Andjam: I gather from other things I have read that the reason the Chinese focus on disasters in other countries rather than their own is that they prefer to divert attention from problems in their own country to "those foreigners, especially the capitalist ones"; like many totalitarian countries, they have this problem with facing their own deficiencies.

Posted by: Andrea Harris at December 29, 2003 at 01:29 AM

"were killed including" "children" in Google, surprisingly, turns up almost exclusively Palestinians killed in Israeli raids. Somebody else is using the US domestic disaster audience-gathering formula.

Posted by: Ron Hardin at December 29, 2003 at 01:41 AM

The seven people Killed in the mud slide in California would have been prevented if the church youth group had took a look at the recently burned out hill overlooking their campsite. Or if they had took a look at the numerous and detailed weather reports calling for heavy rain with possibility of mudslides. Basicly those seven people died bacause a youth pastor had his head firmly lodged up his ass.

The Iranians however are victims of act of God.

The thinking in putting the Mudslide deaths in California first is that there are plenty of hills that were defoliated in fire this season. And it is going to rain again. Chances are some more youth pastors are wandering campsites with somebody else's kids looking to become victims. This order of the news will no doubt reach a good percentage of the metally challenged, who would think it a good Idea to send their youngsters to a church camp during Christmas.

I can lay you odds Iran won't have another 6.7 quake. So the only story there is did the Iranians learn anything from this experience. They sent away aid from "the Zionist entity", so I'll lay you odds they didn't learn a damn thing. End of story. Copy on page six.

pap

Posted by: papertiger at December 29, 2003 at 07:00 AM

mind boggling number of dead from natural disaster is about a half of one percent of the Iraqis and Iranians killed by Saddam's regime.

Posted by: papertiger at December 29, 2003 at 07:05 AM

Pap - you smokin' crack. (no offense)

I could give two shits about 9 people dying because of stupidity, and I really personally don't need a lesson in mudslides, what with living in DC and all, anymore than I need a lesson in earthquakes. The lessons from Jacko on skin bleaching, child molestation, plastic surgery and general wackery aren't providing me any service either.

Why not report on people who run yellow lights and die at intersections?
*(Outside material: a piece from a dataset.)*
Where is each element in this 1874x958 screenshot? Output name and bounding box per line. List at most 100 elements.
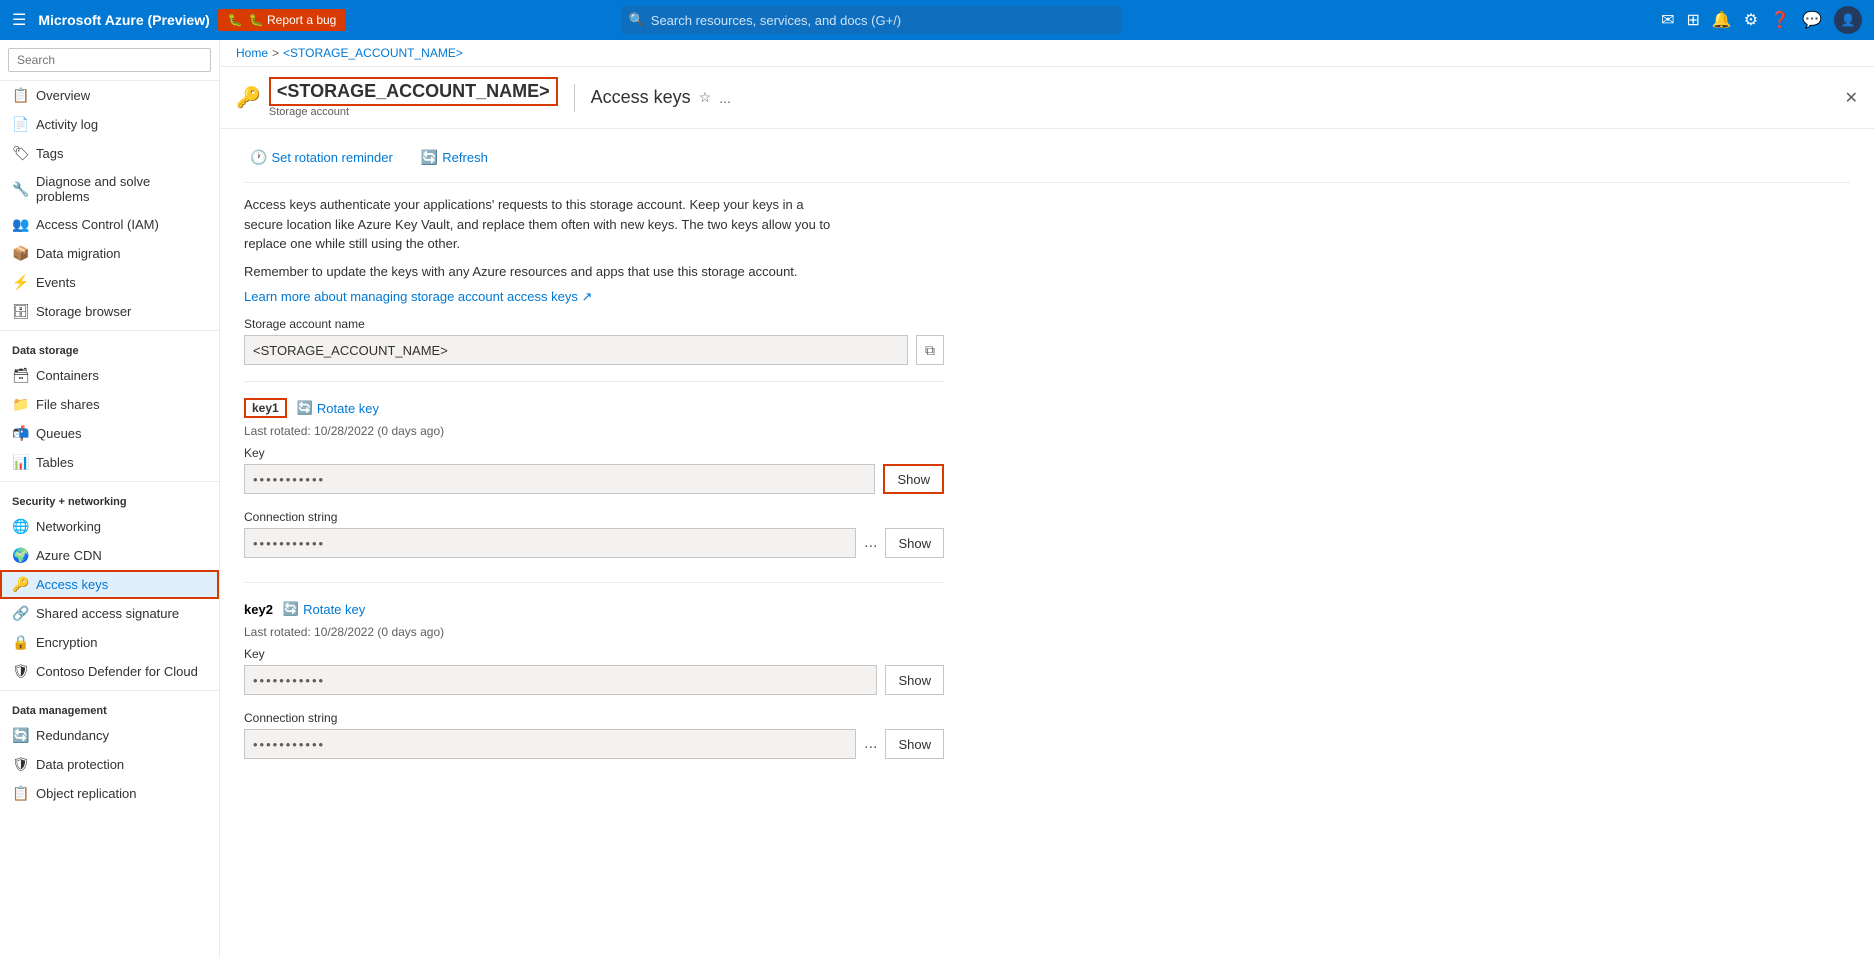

I'm sure some church group bus has exploded with all 9 or so people aboard within the last year... and we could all learn a lesson about running red lights. (at least i'm sure Blair could)

Why haven't we heard about that? Cuz natural disasters are COOL and get RATINGS! Except when they happen to foreigners.

Seriously, nearly .1% of an entire country dying in 12 seconds is a pretty monumental world tragedy.

It makes me cringe to think that people get their opinions of Americans from cable news.

Posted by: Bill at December 29, 2003 at 09:18 AM

Living in DC I'll lay odds that bill smokes crack or possibly deals it. We could apply that same logic to people gunned down at gas stations. Really a couple two or three people dropped by gun wealding crazies, does that really need to be covered 24/7 on ever cable news network?

Bet the belt way sniper would have got the fourth spot coverage if it was in Miami. You would have had to Google it if it happened in Tehran.